Abstract 388P
Background
Bevacizumab (Avastin®) is a monoclonal antibody targeting the vascular endothelial growth factor (VEGF). Used alone or in combination with chemotherapy and/or immunotherapy, there is confirmed efficacy in many cancers.
Methods
In this randomized, double-blind, multicenter, phase III, treatment naive, locally advanced, metastatic, or recurrent EGFR wildtype non-squamous, non small cell lung cancer (nsNSCLC) patients were enrolled and randomized (1:1) into TAB008 or Avastin® groups. Patients received 4-6 (3 week)cycles of paclitaxel/carboplatin plus TAB008 or Avastin® at 15mg/kg intravenously, followed by 7.5mg/kg maintenance dose until disease progression, unacceptable toxicity, or death. The primary endpoint compared the objective response rate (ORR) within 6 cycles as read by an independent radiological review committee (IRRC).

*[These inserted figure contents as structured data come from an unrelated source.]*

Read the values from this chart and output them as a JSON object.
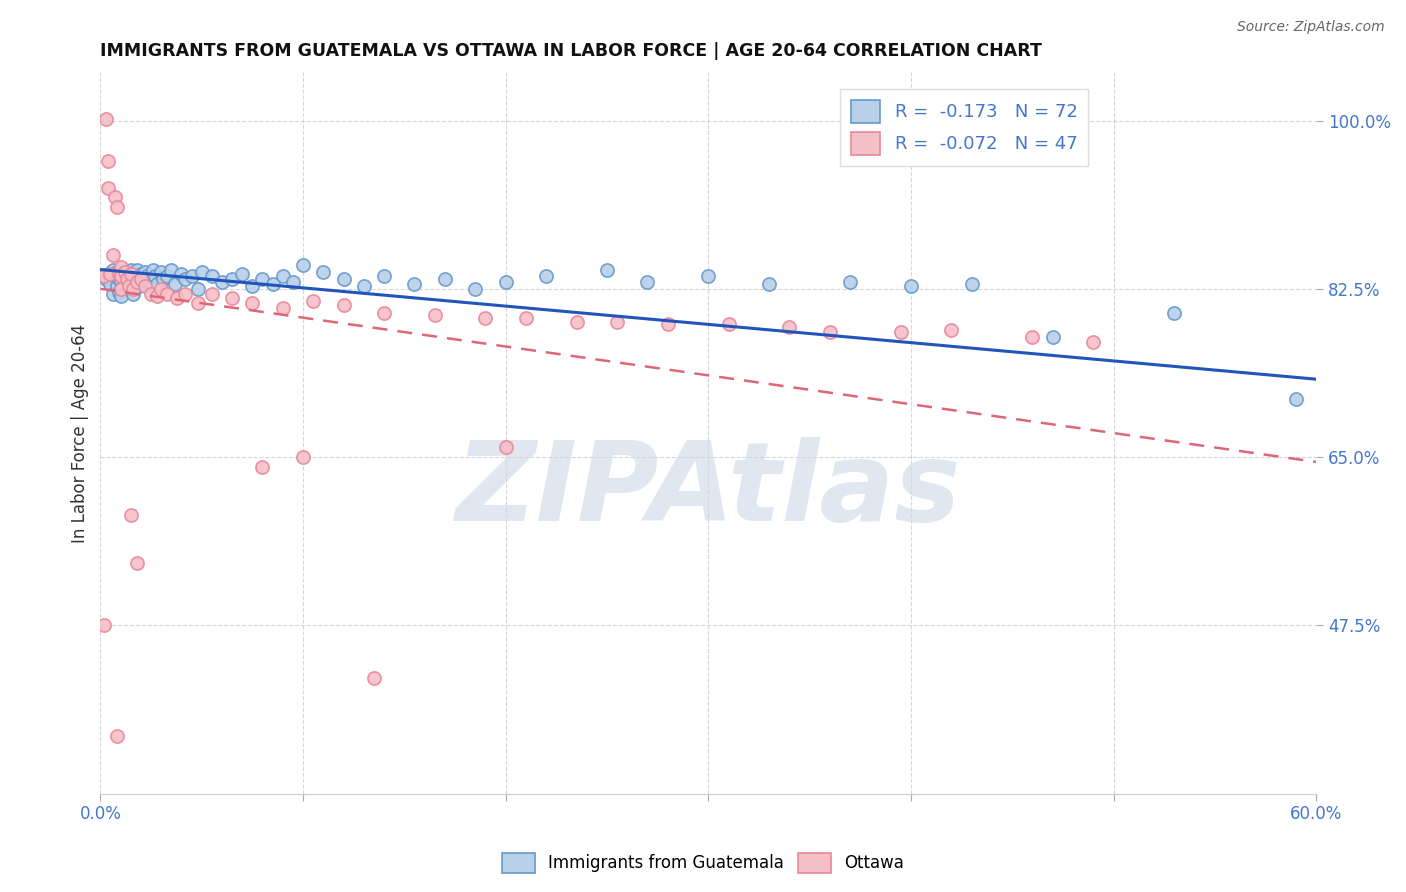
{
  "title": "IMMIGRANTS FROM GUATEMALA VS OTTAWA IN LABOR FORCE | AGE 20-64 CORRELATION CHART",
  "source": "Source: ZipAtlas.com",
  "ylabel": "In Labor Force | Age 20-64",
  "x_min": 0.0,
  "x_max": 0.6,
  "y_min": 0.3,
  "y_max": 1.05,
  "y_ticks": [
    0.475,
    0.65,
    0.825,
    1.0
  ],
  "y_tick_labels": [
    "47.5%",
    "65.0%",
    "82.5%",
    "100.0%"
  ],
  "blue_color": "#b8d0e8",
  "blue_edge_color": "#6699cc",
  "pink_color": "#f5bfc8",
  "pink_edge_color": "#e88898",
  "line_blue_color": "#2255bb",
  "line_pink_color": "#dd6677",
  "legend_blue_label": "R =  -0.173   N = 72",
  "legend_pink_label": "R =  -0.072   N = 47",
  "tick_color": "#4477cc",
  "watermark": "ZIPAtlas",
  "watermark_color": "#ccd8e8",
  "blue_intercept": 0.845,
  "blue_slope": -0.19,
  "pink_intercept": 0.825,
  "pink_slope": -0.3,
  "blue_x": [
    0.003,
    0.004,
    0.005,
    0.006,
    0.006,
    0.007,
    0.008,
    0.008,
    0.009,
    0.009,
    0.01,
    0.01,
    0.01,
    0.01,
    0.01,
    0.012,
    0.013,
    0.014,
    0.015,
    0.015,
    0.016,
    0.016,
    0.017,
    0.018,
    0.019,
    0.02,
    0.021,
    0.022,
    0.023,
    0.025,
    0.026,
    0.027,
    0.028,
    0.03,
    0.031,
    0.033,
    0.035,
    0.037,
    0.04,
    0.042,
    0.045,
    0.048,
    0.05,
    0.055,
    0.06,
    0.065,
    0.07,
    0.075,
    0.08,
    0.085,
    0.09,
    0.095,
    0.1,
    0.11,
    0.12,
    0.13,
    0.14,
    0.155,
    0.17,
    0.185,
    0.2,
    0.22,
    0.25,
    0.27,
    0.3,
    0.33,
    0.37,
    0.4,
    0.43,
    0.47,
    0.53,
    0.59
  ],
  "blue_y": [
    0.835,
    0.84,
    0.83,
    0.845,
    0.82,
    0.838,
    0.842,
    0.828,
    0.835,
    0.822,
    0.84,
    0.838,
    0.833,
    0.825,
    0.818,
    0.842,
    0.836,
    0.83,
    0.845,
    0.838,
    0.832,
    0.82,
    0.838,
    0.845,
    0.828,
    0.84,
    0.835,
    0.842,
    0.838,
    0.832,
    0.845,
    0.838,
    0.83,
    0.842,
    0.835,
    0.838,
    0.845,
    0.83,
    0.84,
    0.835,
    0.838,
    0.825,
    0.842,
    0.838,
    0.832,
    0.835,
    0.84,
    0.828,
    0.835,
    0.83,
    0.838,
    0.832,
    0.85,
    0.842,
    0.835,
    0.828,
    0.838,
    0.83,
    0.835,
    0.825,
    0.832,
    0.838,
    0.845,
    0.832,
    0.838,
    0.83,
    0.832,
    0.828,
    0.83,
    0.775,
    0.8,
    0.71
  ],
  "pink_x": [
    0.002,
    0.003,
    0.004,
    0.004,
    0.005,
    0.006,
    0.007,
    0.008,
    0.009,
    0.01,
    0.01,
    0.01,
    0.012,
    0.013,
    0.014,
    0.015,
    0.016,
    0.018,
    0.02,
    0.022,
    0.025,
    0.028,
    0.03,
    0.033,
    0.038,
    0.042,
    0.048,
    0.055,
    0.065,
    0.075,
    0.09,
    0.105,
    0.12,
    0.14,
    0.165,
    0.19,
    0.21,
    0.235,
    0.255,
    0.28,
    0.31,
    0.34,
    0.36,
    0.395,
    0.42,
    0.46,
    0.49
  ],
  "pink_y": [
    0.838,
    1.002,
    0.958,
    0.93,
    0.84,
    0.86,
    0.92,
    0.91,
    0.84,
    0.848,
    0.838,
    0.825,
    0.842,
    0.835,
    0.828,
    0.84,
    0.825,
    0.832,
    0.835,
    0.828,
    0.82,
    0.818,
    0.825,
    0.82,
    0.815,
    0.82,
    0.81,
    0.82,
    0.815,
    0.81,
    0.805,
    0.812,
    0.808,
    0.8,
    0.798,
    0.795,
    0.795,
    0.79,
    0.79,
    0.788,
    0.788,
    0.785,
    0.78,
    0.78,
    0.782,
    0.775,
    0.77
  ],
  "pink_outlier_x": [
    0.002,
    0.008,
    0.015,
    0.018,
    0.08,
    0.1,
    0.135,
    0.2
  ],
  "pink_outlier_y": [
    0.475,
    0.36,
    0.59,
    0.54,
    0.64,
    0.65,
    0.42,
    0.66
  ]
}
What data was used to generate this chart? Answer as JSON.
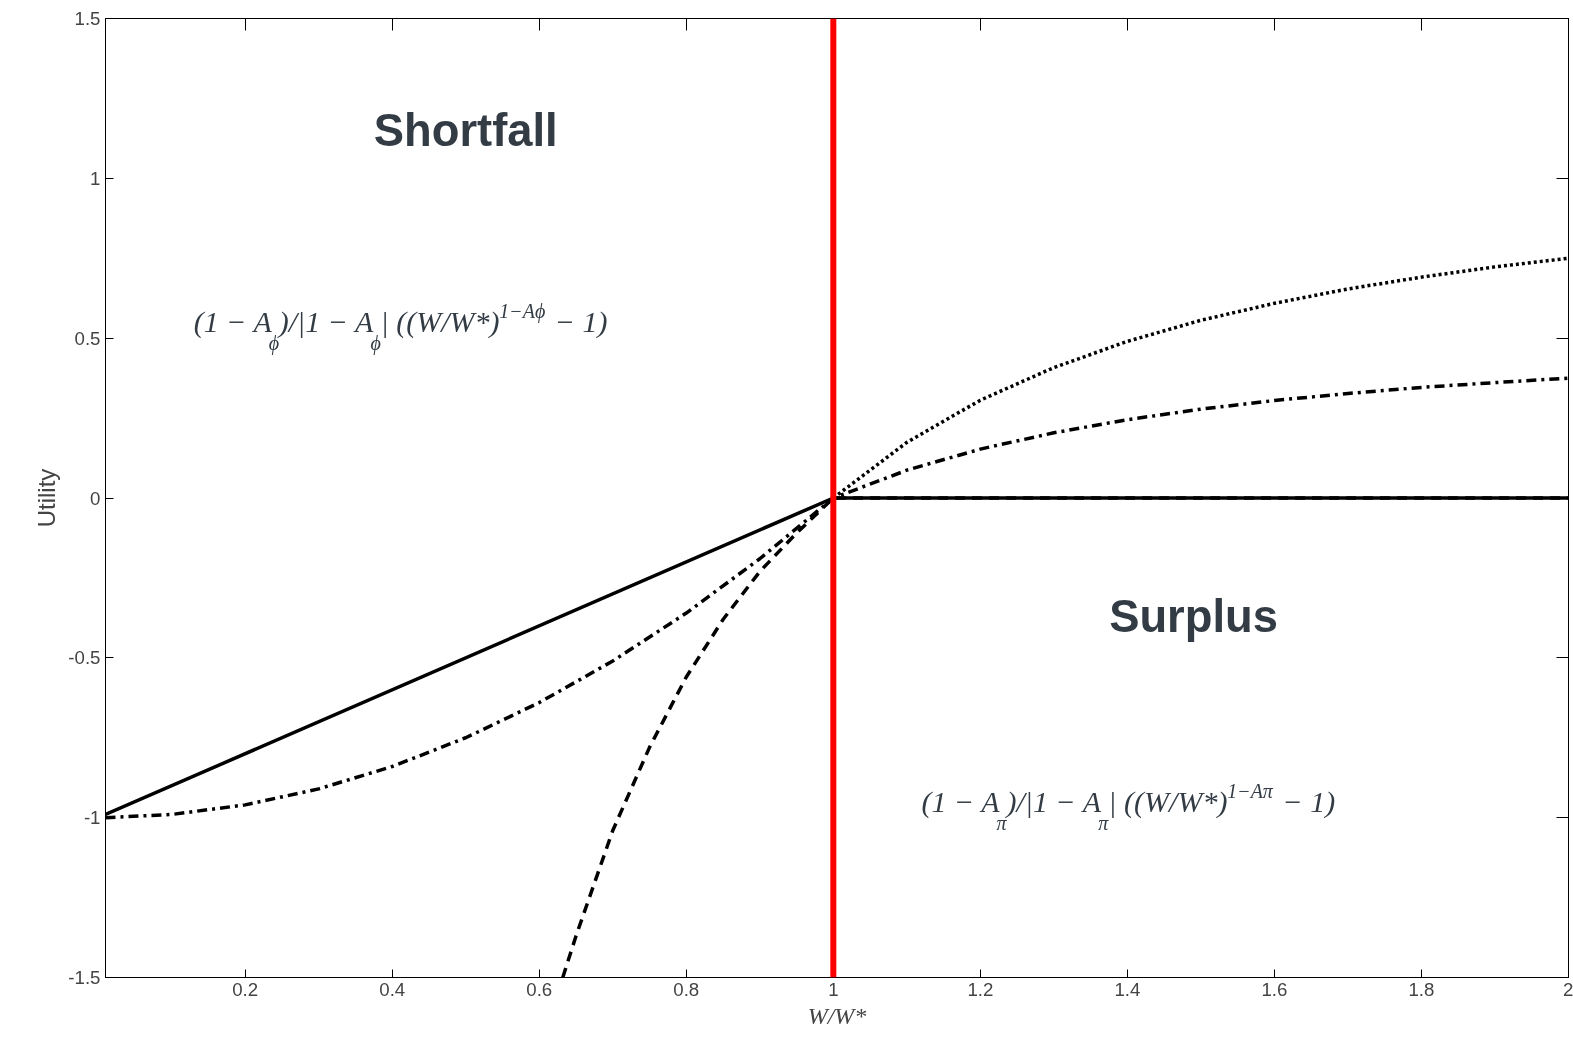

Secondary endpoints included disease control rate (DCR), duration of response (DoR), progression free survival (PFS), 1 year overall survival rate (OSR), overall survival (OS), safety, immunogenicity, and pharmacological bio-equivalence of Cmin under steady state conditions.
Results
A total of 549 nsNSCLC patients were enrolled (277 in the TAB008 group, 272 in the Avastin® group). In the full analysis set, ORRs were 55.957% for TAB008, and 55.720% for Avastin®, the 90% CI was 0.89-1.14, well within the predefined equivalence margin of 0.75-1.33. No significant differences were found in DCR within 6 cycles (95.7% vs 95.4%, p=0.8536), DoR (8.17 vs 7.3 months, p=0.3526), PFS (9.10 vs 7.97 months, p=0.9457), 1 year OSR (66.2 vs 68%, p=0.6793), or OS (20.4 vs 17.4 months, p=0.6594). Serious adverse events (AEs) occurred in 37.55% (104/277) and 34.32% (93/271) in the TAB008 and Avastin® groups. Anti-drug antibodies were reported in 3/277 (1.08%) and 5/271(1.85%) in the TAB008 and Avastin® groups. Steady-state trough concentrations (Cmin) were 106.13 and 96.03μg/mL in the TAB008 and Avastin® groups, with the treatment group ratio of LS geometric means is contained within the bioequivalence limits of 80.00–125.00% (90% CI: 101.74%-120.05%).
Conclusions
TAB008 is similar to bevacizumab(Avastin®) in terms of efficacy, safety, and pharmacokinetic parameters.
Clinical trial identification
Editorial acknowledgement
Legal entity responsible for the study
TOT BIOPHARM.
Funding
TOT BIOPHARM.
Disclosure
X. Li, L. Wang: Full/Part-time employment: TOT BIOPHARM. All other authors have declared no conflicts of interest.